In this paper, a hybrid system of indexing and image search was developed whose objective is to find among nearly a thousand medical images the ones that are similar to the request regarding the semantic side as well as the digital content side. The results obtained are very satisfactory. Besides, despite the disadvantage of not being able to maintain a high precision for recall above 75%, it remains advantageous that our system (in particular the intermodal system in second combination) can perform a specific image search (in a database of images with very high homogeneity) with an accuracy of around 90% for a recall of 25%.
Nevertheless, in this present work, we represented the digital content of a limited type of images without taking into account the different possible cases of rotations (eg 45°, 135, 225°…etc.) and the diverse scales or dimension (image of 181, 2896 or 5792 pixels diagonal …etc.)
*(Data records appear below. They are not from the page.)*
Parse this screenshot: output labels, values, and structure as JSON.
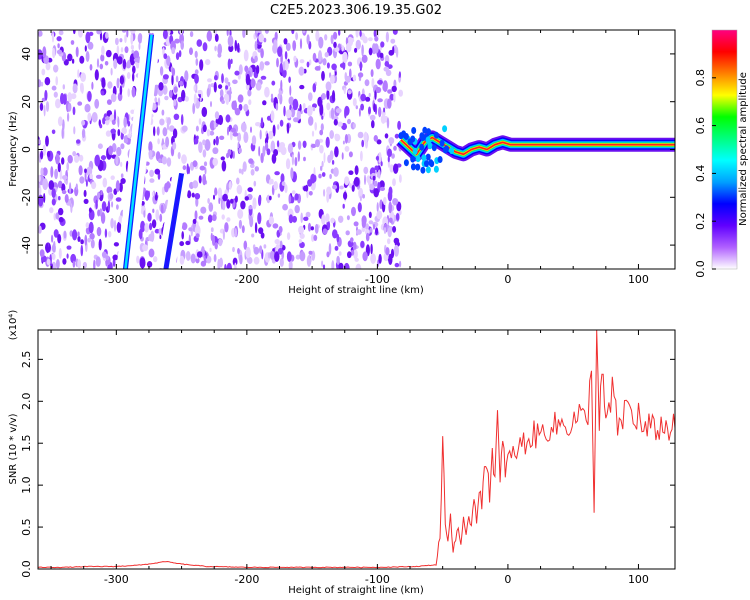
{
  "title": "C2E5.2023.306.19.35.G02",
  "chart_data": [
    {
      "type": "heatmap",
      "xlabel": "Height of straight line (km)",
      "ylabel": "Frequency (Hz)",
      "xlim": [
        -360,
        128
      ],
      "ylim": [
        -50,
        50
      ],
      "x_ticks": [
        -300,
        -200,
        -100,
        0,
        100
      ],
      "y_ticks": [
        -40,
        -20,
        0,
        20,
        40
      ],
      "colorbar": {
        "label": "Normalized spectral amplitude",
        "range": [
          0,
          1
        ],
        "ticks": [
          0.0,
          0.2,
          0.4,
          0.6,
          0.8
        ],
        "colors": [
          "#ffffff",
          "#b060ff",
          "#6000ff",
          "#0000ff",
          "#00a0ff",
          "#00ffff",
          "#00ff80",
          "#00ff00",
          "#ffff00",
          "#ff8000",
          "#ff0000",
          "#ff0080"
        ]
      },
      "noise_region_x": [
        -360,
        -82
      ],
      "diagonal_features": [
        {
          "x": [
            -293,
            -273
          ],
          "y": [
            -50,
            48
          ],
          "color": "#00e0ff"
        },
        {
          "x": [
            -262,
            -250
          ],
          "y": [
            -50,
            -10
          ],
          "color": "#2010ff"
        }
      ],
      "signal_track": {
        "x": [
          -82,
          -76,
          -70,
          -64,
          -58,
          -52,
          -46,
          -40,
          -34,
          -28,
          -22,
          -16,
          -10,
          -4,
          2,
          10,
          20,
          40,
          60,
          80,
          100,
          128
        ],
        "y": [
          4,
          1,
          -2,
          3,
          5,
          3,
          1,
          -1,
          -2,
          0,
          1,
          0,
          2,
          3,
          2,
          2,
          2,
          2,
          2,
          2,
          2,
          2
        ]
      }
    },
    {
      "type": "line",
      "xlabel": "Height of straight line (km)",
      "ylabel": "SNR (10 * v/v)",
      "y_multiplier": "(x10⁴)",
      "xlim": [
        -360,
        128
      ],
      "ylim": [
        0,
        2.85
      ],
      "x_ticks": [
        -300,
        -200,
        -100,
        0,
        100
      ],
      "y_ticks": [
        0.0,
        0.5,
        1.0,
        1.5,
        2.0,
        2.5
      ],
      "line_color": "#f03030",
      "series": [
        {
          "x": [
            -360,
            -340,
            -320,
            -300,
            -280,
            -270,
            -262,
            -255,
            -245,
            -230,
            -200,
            -150,
            -100,
            -70,
            -55,
            -52,
            -50,
            -48,
            -46,
            -44,
            -42,
            -40,
            -38,
            -36,
            -34,
            -32,
            -30,
            -28,
            -26,
            -24,
            -22,
            -20,
            -18,
            -16,
            -14,
            -12,
            -10,
            -8,
            -6,
            -4,
            -2,
            0,
            4,
            8,
            12,
            16,
            20,
            24,
            28,
            32,
            36,
            40,
            44,
            48,
            52,
            56,
            60,
            64,
            66,
            68,
            70,
            72,
            74,
            76,
            80,
            84,
            88,
            92,
            96,
            100,
            104,
            108,
            112,
            116,
            120,
            128
          ],
          "y": [
            0.02,
            0.02,
            0.03,
            0.03,
            0.05,
            0.07,
            0.09,
            0.07,
            0.05,
            0.03,
            0.02,
            0.02,
            0.02,
            0.03,
            0.05,
            0.4,
            1.45,
            0.6,
            0.3,
            0.65,
            0.2,
            0.4,
            0.5,
            0.25,
            0.55,
            0.35,
            0.7,
            0.5,
            0.9,
            0.6,
            1.0,
            0.8,
            1.1,
            1.3,
            0.9,
            1.4,
            1.1,
            1.8,
            1.0,
            1.5,
            1.2,
            1.3,
            1.35,
            1.45,
            1.5,
            1.55,
            1.6,
            1.6,
            1.65,
            1.7,
            1.7,
            1.72,
            1.75,
            1.72,
            1.8,
            1.85,
            1.7,
            2.3,
            0.75,
            2.85,
            1.6,
            2.4,
            1.9,
            1.75,
            2.1,
            1.7,
            1.8,
            2.0,
            1.75,
            1.85,
            1.6,
            1.7,
            1.65,
            1.7,
            1.68,
            1.68
          ]
        }
      ]
    }
  ]
}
While in future work, after expanding the test base to other types of images (considering several rotations and diverse dimensions) we will consider the recognition of specific shapes in the image (specific small lesions, microcalcifications, etc.) based on other techniques (eg segmentation by machine learning or U-Net approaches). We will use other invariant moments as Pseudo-Zernike Moments with employing an appropriate scale factor. Based on this, our new system should identify each new case (healthy, sick, benign, malignant . . . etc.) without using annotations or a pre-diagnosis (as the current system does). If the performance of the system allows it, this new system could aid radiologists (CAD) during the diagnostic phases of certain tumors.